The man proved to be Japhet, who had been sent by the Child of Kings to summon us, as she had news to tell. So I woke the others, and after I had dressed the Professor’s flesh wounds, which were stiff and sore, we joined her where she sat in the gateway tower of the inner wall. She greeted us rather sadly, asked Oliver how he had slept and Higgs if his cuts hurt him. Then she turned to my son, and congratulated him upon his wonderful escape and upon having found a father if he had lost a wife.

“Truly,” she added, “you are a fortunate man to be so well loved, O son of Adams. To how many sons are given fathers who for fourteen long years, abandoning all else, would search for them in peril of their lives, enduring slavery and blows and starvation and the desert’s heat and cold for the sake of a long-lost face?
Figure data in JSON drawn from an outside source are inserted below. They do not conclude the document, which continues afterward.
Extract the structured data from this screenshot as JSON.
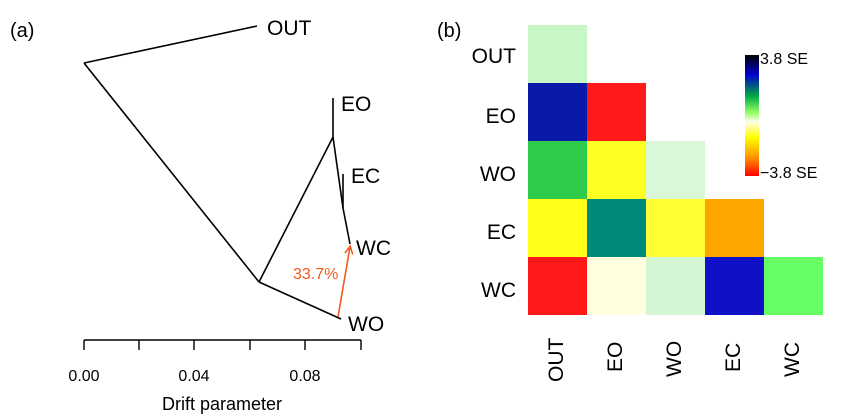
{
  "panel_a": {
    "label": "(a)",
    "tips": [
      "OUT",
      "EO",
      "EC",
      "WC",
      "WO"
    ],
    "migration_label": "33.7%",
    "axis": {
      "ticks": [
        "0.00",
        "0.04",
        "0.08"
      ],
      "xlabel": "Drift parameter"
    }
  },
  "panel_b": {
    "label": "(b)",
    "row_labels": [
      "OUT",
      "EO",
      "WO",
      "EC",
      "WC"
    ],
    "col_labels": [
      "OUT",
      "EO",
      "WO",
      "EC",
      "WC"
    ],
    "legend": {
      "max_label": "3.8 SE",
      "min_label": "−3.8 SE"
    }
  },
  "colors": {
    "migration": "#f05a1a",
    "heatmap_cells": [
      [
        "#c7f7c7"
      ],
      [
        "#0a1aa8",
        "#ff1a1a"
      ],
      [
        "#2ecc4a",
        "#ffff22",
        "#d8f8d8"
      ],
      [
        "#ffff1a",
        "#008a7a",
        "#ffff33",
        "#ffa500"
      ],
      [
        "#ff1a1a",
        "#ffffe0",
        "#d4f6d4",
        "#1010c8",
        "#66ff66"
      ]
    ]
  }
}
Such faithfulness is that of my forefather David for his brother Jonathan, and such love it is that passes the love of women. See that you pay it back to him, and to his memory until the last hour of your life, child of Adams.”

“I will, indeed, I will, O Walda Nagasta,” answered Roderick, and throwing his arms about my neck he embraced me before them all. It is not too much to say that this kiss of filial devotion more than repaid me for all I had undergone for his beloved sake. For now I knew that I had not toiled and suffered for one of no worth, as is so often the lot of true hearts in this bitter world.

Just then some of Maqueda’s ladies brought food, and at her bidding we breakfasted.

“Be sparing,” she said with a melancholy little laugh, “for I know not how long our store will last. Listen! I have received a last offer from my uncle Joshua. An arrow brought it—not a man; I think that no man would come lest his fate should be that of the traitor of yesterday,” and she produced a slip of parchment that had been tied to the shaft of an arrow and, unfolding it, read as follows—

“O Walda Nagasta, deliver up to death the Gentiles who have bewitched you and led you to shed the blood of so many of your people, and with them the officers of the Mountaineers, and the rest shall be spared. You also I will forgive and make my wife. Resist, and all who cling to you shall be put to the sword, and to yourself I promise nothing.

“Written by order of the Council,

“Joshua, Prince of the Abati.”

“What answer shall I send?” she asked, looking at us curiously.